Elden Ring two-sentence review: Medieval melee extravagance. Keep your balance while cutting, bashing, and magi-calling your way through a giganto-bestiary during a soft-spoken horror movie marathon where heroes cry.

I’m listing past streams of my disjointed Elden Ring playthrough, started alone, continued with my friend Arthur using the seamless co-op mod.

As the old African saying goes: If you want to go fast, go alone. If you want to far, go together. If you want to go far and fast, go as a duo, preferably with Arthur on your team!

I may write a longer review of this bloody beautiful game one sunny day, now that I’ve made my tortuous way to one of its endings. Thank you, Arthur, and also Josh, for carrying me!

Life too short for discovering everything in the game by yourself? Use this Elden Ring wiki and thank the gods, Nature, and Providence.

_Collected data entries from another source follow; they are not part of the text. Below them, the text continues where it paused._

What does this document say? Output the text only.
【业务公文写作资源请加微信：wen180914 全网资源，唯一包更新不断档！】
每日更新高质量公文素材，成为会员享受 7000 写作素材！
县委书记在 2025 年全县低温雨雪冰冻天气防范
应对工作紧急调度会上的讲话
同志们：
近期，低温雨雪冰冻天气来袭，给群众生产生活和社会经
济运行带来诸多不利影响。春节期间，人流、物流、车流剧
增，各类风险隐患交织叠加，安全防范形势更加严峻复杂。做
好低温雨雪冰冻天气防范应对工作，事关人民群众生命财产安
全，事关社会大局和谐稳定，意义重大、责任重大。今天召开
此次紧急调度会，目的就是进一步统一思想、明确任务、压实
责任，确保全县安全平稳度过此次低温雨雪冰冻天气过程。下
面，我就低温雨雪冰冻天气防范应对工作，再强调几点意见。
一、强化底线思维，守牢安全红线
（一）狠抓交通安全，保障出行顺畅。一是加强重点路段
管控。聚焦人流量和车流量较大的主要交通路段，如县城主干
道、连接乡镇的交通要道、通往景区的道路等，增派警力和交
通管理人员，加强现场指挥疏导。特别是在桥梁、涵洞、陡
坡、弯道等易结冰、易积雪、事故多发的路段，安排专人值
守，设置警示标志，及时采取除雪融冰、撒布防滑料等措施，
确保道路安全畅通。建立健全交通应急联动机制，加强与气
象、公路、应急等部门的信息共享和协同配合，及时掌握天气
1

Into the final storm with an old friend.

High-hearted son of Tydeus, why ask of my generation?
As is the generation of leaves, so is that of humanity.
The wind scatters the leaves on the ground, but the live timber
burgeons with leaves again in the season of spring returning.
So one generation of men grows while another dies … "
Trans. Lattimore (1951)

Homer, The Iliad, ~6.145 (see also Samuel Butler’s translation)


Elden Lord of ruins.

If you’ve immersed yourself in the principles of truth, the briefest, most random reminder is enough to dispel all fear and pain:

…leaves that the wind
Drives earthward; such are the generations of men.

Your children, leaves.

Leaves applauding loyally and heaping praise upon you, or turning around and calling down curses, sneering and mocking from a safe distance.

A glorious reputation handed down by leaves.

All of these “spring up in springtime”—and the wind blows them all away. And the tree puts forth others to replace them.

None of us have much time. And yet you act as if things were eternal—the way you fear and long for them.… Before long, darkness. And whoever buries you mourned in their turn.